I mentioned before that there weren't any serious drawbacks to distributed shared data objects other than the added complexity to the operating system to deal with them. When moved to a heterogeneous environment, that statement still stands. The degree of complexity for implementation of doesn't increase much at all. The only thing that needs to be watched for is byte order. All data that is received on at a node must be in the correct byte order for the machine, and still be the valid data. This can be accomplished very simply by running a little function on the incoming network byte order data. Also, on transmission, the machine must be sure to put the data into network byte order. (HETERO)
In this paper I have discussed several different types and implementations of distributed shared memory. Among those types discussed were distributed shared virtual memory, distributed shared data objects, and finally distributed objects. Each type of distributed shared memory has its strengths and weaknesses. However, distributed shared data objects come out on the top any way they are judged. DSDO generates the least amount of network overhead other than the CLOUDS implementation of distributed objects. Distributed shared memory is reasonable tool for solving problems in a distributed system because performance is at least as good, if not better than physical shared memory.
Scalability, that is improvement by adding or subtracting nodes in the distributed system is an important factor that hasn't been discussed yet. Basically, the optimum amount of nodes is that which balances network load with processing speed. As an example, if a distributed system is based on top of a 10 Mb/s ethernet, and it has 100 nodes to share that 10 Mb/s ethernet link, then each node can only have a 100 k/s portion of the bandwith or else collisions will begin to occur. That means that if the nodes can put out more than 100 k/s of data, then even though they are capable of outputting that much data that quickly, the network is a bottleneck, and most of the time the nodes will be waiting for the network to clear.
In a distributed shared memory environment this is especially important because each shared memory segment, be it a virtual page, or a data object, has to be sent to every node that is accessing that segment, so if it is a popular segment, that means many copies of it must be sent, which increases the amount of network traffic, and decreases the amount of free network time remaining.
Therefore scalability is determined by the processing power of the nodes of the distributed system, and the speed of the network connecting those nodes. The faster the network, the more nodes it can support.

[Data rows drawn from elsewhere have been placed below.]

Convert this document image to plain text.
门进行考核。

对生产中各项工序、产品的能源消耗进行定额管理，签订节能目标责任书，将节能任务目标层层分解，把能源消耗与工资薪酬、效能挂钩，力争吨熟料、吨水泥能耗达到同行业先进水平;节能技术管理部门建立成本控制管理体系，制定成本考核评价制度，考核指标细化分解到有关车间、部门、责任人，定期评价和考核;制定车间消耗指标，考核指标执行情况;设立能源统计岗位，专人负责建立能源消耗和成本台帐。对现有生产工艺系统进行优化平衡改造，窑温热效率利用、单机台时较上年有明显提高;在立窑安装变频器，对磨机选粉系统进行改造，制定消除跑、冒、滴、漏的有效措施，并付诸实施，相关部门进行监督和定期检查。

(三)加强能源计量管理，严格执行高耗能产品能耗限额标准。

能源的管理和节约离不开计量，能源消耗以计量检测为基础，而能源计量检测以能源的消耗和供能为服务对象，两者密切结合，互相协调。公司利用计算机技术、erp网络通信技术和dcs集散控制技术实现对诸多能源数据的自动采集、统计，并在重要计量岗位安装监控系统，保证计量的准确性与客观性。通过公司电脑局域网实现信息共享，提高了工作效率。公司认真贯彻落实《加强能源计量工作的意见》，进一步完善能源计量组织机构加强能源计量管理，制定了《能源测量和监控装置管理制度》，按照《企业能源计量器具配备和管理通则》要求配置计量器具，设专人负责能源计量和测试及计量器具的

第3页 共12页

A Comparison of Two Paradigrims for Distributed Shared Memory , Willem G Levelt, M. Frans Kaashoek, Henri E. Bal, Andrew S. Tanenbaum, Dept of Mathematics and Computer Science, Vrije Vniversiteit, Amsterdam, The Netherlands. Journal of Software--Practice and Experience, Nov 1992.
An Implementation of Distributed Shared Memory , Ramachandran U., Khalidi M.Y.A., Software Practice & Experience, May 1991
Heterogeneous Distributed Shared Memory , Songnian Zhou, Michael Stumm, David Wortman, Computer Systems Research Institute, University of Toronto, Kai Li, Dept of Computer Science, Princeton University, Princeton, NJ. IEEE Transactions of Parallel and Distributed Systems, Sept 1992.